Ela não esperava companhia.

Mas lá estava ela.

Uma garota com cabelos trançados, sentada na beirada do telhado, balançando os pés distraidamente no vazio. Ela parecia frágil sob a luz pálida da lua, como uma sombra prestes a ser levada pelo vento. Chika congelou. Não era um cenário que esperava, mas antes que pudesse decidir o que fazer, as palavras escaparam.

- Ei, não faça isso, por favor!

A garota se virou, surpresa, seus olhos brilhando com lágrimas não derramadas. Havia algo em sua expressão - uma mistura de cansaço e resignação - que fez Chika se sentir ainda mais pesada.

- Quem é você para me dizer isso? - respondeu a garota, sua voz amarga.

Chika hesitou, as palavras engasgadas em sua garganta. Ela não tinha uma resposta. Talvez, se fosse outro dia, ela apenas teria virado as costas. Mas naquela noite, por algum motivo, ela permaneceu.

- Eu... não sei. Mas talvez você não devesse fazer isso.

A garota riu, um som curto e sem humor.

- Você acha que pode me convencer? - Ela se virou para encará-la completamente, seus olhos estreitos e avaliadores. - Está bem. Escute então.

E então, ela começou.

Seu nome era Aiko, e seu sorriso amargo nunca desaparecia enquanto falava.

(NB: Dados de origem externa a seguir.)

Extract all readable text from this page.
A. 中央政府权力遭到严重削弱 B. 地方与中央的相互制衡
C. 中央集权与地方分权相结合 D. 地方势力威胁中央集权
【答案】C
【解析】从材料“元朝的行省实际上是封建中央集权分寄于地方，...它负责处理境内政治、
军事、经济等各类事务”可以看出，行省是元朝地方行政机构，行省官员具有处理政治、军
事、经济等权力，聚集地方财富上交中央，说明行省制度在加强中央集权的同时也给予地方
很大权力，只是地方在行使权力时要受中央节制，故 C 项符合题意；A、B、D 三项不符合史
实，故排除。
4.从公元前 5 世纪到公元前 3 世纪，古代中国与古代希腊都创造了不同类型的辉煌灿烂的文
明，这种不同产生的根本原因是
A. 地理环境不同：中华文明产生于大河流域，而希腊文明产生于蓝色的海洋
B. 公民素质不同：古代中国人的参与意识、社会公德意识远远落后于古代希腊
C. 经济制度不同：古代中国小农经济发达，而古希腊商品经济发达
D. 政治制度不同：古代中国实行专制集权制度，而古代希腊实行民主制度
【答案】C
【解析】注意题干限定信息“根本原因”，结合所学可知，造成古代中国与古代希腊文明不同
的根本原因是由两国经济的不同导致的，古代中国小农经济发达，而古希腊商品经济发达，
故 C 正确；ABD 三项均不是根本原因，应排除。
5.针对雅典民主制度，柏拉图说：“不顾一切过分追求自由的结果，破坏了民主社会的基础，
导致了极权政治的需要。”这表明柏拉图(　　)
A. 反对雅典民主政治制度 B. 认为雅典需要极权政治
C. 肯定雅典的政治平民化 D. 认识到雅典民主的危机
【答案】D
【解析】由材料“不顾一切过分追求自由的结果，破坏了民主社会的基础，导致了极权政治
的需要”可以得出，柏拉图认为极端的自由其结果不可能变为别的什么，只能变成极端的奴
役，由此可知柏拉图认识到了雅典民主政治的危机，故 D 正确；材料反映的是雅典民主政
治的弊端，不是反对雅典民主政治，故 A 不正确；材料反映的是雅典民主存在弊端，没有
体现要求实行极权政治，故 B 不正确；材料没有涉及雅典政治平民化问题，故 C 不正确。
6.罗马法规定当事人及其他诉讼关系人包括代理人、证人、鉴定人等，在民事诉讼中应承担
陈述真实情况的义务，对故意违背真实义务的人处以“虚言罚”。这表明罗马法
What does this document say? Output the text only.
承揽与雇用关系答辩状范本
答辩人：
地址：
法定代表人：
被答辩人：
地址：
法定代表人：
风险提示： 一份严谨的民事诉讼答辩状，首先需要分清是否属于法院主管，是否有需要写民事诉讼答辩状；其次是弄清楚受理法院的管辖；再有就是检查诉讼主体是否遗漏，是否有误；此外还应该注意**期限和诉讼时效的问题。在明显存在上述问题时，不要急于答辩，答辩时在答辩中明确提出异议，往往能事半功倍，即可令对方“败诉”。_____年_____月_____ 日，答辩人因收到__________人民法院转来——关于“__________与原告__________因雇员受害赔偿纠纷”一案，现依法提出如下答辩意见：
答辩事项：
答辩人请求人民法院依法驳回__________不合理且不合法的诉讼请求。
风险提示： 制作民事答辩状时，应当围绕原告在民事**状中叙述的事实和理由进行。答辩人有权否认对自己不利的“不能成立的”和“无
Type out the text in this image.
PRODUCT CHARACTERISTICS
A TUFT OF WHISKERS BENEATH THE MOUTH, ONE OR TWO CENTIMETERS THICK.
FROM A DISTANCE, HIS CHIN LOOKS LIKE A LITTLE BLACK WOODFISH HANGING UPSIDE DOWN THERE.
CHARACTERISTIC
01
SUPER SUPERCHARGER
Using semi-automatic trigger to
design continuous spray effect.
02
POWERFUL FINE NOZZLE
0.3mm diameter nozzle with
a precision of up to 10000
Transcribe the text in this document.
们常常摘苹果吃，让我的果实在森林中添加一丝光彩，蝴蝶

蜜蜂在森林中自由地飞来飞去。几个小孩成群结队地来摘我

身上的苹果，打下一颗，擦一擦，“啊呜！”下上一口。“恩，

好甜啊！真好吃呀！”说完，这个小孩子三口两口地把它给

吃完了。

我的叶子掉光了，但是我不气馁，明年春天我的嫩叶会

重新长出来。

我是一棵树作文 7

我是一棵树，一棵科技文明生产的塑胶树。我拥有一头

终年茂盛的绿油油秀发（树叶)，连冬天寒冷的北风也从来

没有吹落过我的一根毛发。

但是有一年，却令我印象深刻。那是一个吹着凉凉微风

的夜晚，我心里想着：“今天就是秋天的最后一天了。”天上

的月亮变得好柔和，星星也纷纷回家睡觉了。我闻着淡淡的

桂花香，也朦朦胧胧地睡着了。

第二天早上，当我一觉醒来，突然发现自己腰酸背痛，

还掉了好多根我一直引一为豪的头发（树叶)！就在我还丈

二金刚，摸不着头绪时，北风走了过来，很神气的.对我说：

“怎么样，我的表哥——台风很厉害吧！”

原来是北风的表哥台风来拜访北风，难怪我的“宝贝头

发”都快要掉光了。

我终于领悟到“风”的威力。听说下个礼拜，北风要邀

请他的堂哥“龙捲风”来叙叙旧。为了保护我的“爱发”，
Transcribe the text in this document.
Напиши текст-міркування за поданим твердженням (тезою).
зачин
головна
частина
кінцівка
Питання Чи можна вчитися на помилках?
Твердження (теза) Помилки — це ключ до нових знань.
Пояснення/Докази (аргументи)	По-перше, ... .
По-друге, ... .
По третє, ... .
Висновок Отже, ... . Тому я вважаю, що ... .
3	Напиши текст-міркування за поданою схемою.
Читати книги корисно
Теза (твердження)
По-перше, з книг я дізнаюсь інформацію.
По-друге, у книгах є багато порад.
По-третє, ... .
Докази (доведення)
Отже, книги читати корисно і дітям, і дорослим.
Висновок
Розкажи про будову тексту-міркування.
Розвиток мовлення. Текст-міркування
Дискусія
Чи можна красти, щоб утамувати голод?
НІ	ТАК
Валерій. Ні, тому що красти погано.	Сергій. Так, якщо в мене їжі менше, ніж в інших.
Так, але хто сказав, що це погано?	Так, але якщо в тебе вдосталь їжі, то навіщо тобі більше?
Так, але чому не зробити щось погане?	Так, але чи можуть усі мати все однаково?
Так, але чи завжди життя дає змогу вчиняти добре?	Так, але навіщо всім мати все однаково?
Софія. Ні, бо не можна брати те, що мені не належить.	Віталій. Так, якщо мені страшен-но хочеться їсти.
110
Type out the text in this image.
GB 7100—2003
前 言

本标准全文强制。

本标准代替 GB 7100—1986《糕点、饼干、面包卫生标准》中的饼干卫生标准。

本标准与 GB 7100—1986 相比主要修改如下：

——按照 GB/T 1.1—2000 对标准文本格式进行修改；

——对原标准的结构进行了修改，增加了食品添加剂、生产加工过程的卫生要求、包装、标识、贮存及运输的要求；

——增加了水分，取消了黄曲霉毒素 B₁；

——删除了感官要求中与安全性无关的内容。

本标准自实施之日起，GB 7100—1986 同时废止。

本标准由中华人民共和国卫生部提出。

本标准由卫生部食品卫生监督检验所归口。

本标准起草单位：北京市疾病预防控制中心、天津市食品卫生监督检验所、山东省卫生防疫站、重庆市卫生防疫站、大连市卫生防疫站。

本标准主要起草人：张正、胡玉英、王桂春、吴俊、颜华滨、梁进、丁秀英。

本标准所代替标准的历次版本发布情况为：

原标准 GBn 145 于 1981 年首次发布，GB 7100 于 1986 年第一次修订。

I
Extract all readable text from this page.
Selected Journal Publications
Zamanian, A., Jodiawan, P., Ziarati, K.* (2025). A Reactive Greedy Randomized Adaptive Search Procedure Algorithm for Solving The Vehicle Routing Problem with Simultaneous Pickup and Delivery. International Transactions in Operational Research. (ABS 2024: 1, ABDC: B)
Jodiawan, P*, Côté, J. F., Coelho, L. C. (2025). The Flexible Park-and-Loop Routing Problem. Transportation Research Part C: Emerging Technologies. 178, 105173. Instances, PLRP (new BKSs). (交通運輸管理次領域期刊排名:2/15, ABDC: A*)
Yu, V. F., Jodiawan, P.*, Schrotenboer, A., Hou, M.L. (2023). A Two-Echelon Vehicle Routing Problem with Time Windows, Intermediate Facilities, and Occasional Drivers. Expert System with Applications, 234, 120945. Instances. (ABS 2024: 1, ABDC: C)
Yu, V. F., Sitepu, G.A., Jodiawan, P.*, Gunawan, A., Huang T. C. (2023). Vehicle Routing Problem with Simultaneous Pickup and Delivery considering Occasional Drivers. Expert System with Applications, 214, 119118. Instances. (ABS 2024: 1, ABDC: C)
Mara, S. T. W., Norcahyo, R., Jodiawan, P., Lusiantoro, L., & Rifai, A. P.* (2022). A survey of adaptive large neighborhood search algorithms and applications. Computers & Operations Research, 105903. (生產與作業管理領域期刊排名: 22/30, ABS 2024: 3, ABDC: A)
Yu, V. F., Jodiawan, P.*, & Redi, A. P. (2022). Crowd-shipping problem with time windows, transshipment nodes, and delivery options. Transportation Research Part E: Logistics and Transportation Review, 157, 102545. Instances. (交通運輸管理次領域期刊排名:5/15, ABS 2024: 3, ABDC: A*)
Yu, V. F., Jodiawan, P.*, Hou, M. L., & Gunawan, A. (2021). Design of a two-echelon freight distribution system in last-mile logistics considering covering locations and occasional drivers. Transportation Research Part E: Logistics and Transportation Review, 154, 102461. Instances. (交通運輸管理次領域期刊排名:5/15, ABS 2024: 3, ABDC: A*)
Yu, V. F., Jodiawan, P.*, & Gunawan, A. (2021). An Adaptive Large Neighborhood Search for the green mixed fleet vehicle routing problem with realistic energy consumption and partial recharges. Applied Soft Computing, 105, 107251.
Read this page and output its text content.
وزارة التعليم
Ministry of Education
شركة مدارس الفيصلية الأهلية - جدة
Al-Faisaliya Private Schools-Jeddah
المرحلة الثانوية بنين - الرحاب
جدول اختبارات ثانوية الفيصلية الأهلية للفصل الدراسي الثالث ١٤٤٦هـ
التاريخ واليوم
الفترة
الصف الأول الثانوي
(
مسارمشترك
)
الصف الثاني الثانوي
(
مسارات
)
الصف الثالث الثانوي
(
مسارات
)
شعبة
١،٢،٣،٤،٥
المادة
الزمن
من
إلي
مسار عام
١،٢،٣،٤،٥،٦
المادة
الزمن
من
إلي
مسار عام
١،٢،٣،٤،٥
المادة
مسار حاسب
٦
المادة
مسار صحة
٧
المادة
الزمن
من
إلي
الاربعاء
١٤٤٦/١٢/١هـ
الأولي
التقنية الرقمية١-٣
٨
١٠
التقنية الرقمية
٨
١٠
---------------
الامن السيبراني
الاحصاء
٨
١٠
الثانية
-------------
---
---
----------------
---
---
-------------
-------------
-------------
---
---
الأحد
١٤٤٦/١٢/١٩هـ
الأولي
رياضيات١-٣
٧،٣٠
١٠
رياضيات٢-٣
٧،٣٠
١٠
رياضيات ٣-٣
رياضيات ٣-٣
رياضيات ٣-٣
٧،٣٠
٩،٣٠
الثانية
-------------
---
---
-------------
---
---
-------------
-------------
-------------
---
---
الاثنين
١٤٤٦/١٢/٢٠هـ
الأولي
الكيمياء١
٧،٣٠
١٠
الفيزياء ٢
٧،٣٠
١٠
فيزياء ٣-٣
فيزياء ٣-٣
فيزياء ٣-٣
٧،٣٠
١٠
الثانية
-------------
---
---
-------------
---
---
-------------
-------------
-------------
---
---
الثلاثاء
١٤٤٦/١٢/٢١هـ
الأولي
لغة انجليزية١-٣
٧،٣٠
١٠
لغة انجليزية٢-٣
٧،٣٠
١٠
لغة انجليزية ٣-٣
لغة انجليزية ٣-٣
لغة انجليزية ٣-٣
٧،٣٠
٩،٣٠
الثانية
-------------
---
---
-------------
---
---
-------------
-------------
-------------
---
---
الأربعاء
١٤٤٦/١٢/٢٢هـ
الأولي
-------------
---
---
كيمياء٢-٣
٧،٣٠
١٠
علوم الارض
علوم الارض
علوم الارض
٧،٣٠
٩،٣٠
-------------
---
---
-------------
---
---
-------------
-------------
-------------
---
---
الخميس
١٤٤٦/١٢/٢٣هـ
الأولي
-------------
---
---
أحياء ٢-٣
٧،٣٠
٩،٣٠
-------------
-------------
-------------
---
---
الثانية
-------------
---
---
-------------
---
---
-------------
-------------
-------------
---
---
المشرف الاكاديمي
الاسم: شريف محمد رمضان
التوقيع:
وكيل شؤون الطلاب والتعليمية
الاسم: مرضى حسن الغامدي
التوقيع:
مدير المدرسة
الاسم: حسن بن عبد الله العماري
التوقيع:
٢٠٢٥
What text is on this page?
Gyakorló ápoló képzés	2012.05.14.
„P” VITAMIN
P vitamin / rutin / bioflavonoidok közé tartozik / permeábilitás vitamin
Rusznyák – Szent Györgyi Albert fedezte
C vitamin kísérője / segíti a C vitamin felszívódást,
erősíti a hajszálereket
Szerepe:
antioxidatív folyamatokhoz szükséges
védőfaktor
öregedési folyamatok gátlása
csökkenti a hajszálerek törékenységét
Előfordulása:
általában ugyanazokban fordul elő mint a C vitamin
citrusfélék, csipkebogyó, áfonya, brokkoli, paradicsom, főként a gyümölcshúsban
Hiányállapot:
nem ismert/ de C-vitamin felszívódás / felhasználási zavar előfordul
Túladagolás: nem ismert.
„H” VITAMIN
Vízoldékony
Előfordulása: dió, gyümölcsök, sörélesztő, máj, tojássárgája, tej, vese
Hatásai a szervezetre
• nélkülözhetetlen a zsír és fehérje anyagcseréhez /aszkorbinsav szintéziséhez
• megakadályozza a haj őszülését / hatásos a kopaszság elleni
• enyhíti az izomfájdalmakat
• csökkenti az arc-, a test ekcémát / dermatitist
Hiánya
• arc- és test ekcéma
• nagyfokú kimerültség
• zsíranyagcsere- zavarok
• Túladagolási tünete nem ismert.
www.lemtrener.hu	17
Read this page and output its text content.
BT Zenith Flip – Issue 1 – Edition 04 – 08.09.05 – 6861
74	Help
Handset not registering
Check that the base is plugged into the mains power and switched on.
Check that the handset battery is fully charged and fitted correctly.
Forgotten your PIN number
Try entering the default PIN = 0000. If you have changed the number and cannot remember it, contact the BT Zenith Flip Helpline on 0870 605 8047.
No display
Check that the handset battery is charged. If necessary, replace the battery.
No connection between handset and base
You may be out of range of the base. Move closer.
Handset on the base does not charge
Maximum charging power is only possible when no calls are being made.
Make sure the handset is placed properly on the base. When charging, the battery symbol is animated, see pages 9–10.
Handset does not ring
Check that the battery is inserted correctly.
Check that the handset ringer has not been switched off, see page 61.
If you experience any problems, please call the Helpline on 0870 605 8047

Contou como seu namorado, alguém que ela acreditava amar profundamente, a havia abandonado. "Disse que estava cansado de mim, que eu era um fardo", murmurou, as palavras parecendo mais para si mesma do que para Chika. "Eu achei que ele fosse diferente, sabe? Mas, no final, ele foi como todo o resto."

Chika ouvia em silêncio, sentindo cada palavra pesar como uma pedra em seu peito. E então Aiko ergueu a cabeça, seus olhos brilhando com algo entre raiva e tristeza.

- Você sabe como é? Amar alguém tão profundamente e ser jogada fora como lixo?

Chika apertou os punhos.

- Não.

Aiko riu de novo, balançando a cabeça.

- Claro que não. Você provavelmente tem uma vida perfeita. Pessoas que te amam. - Sua voz estava carregada de ironia.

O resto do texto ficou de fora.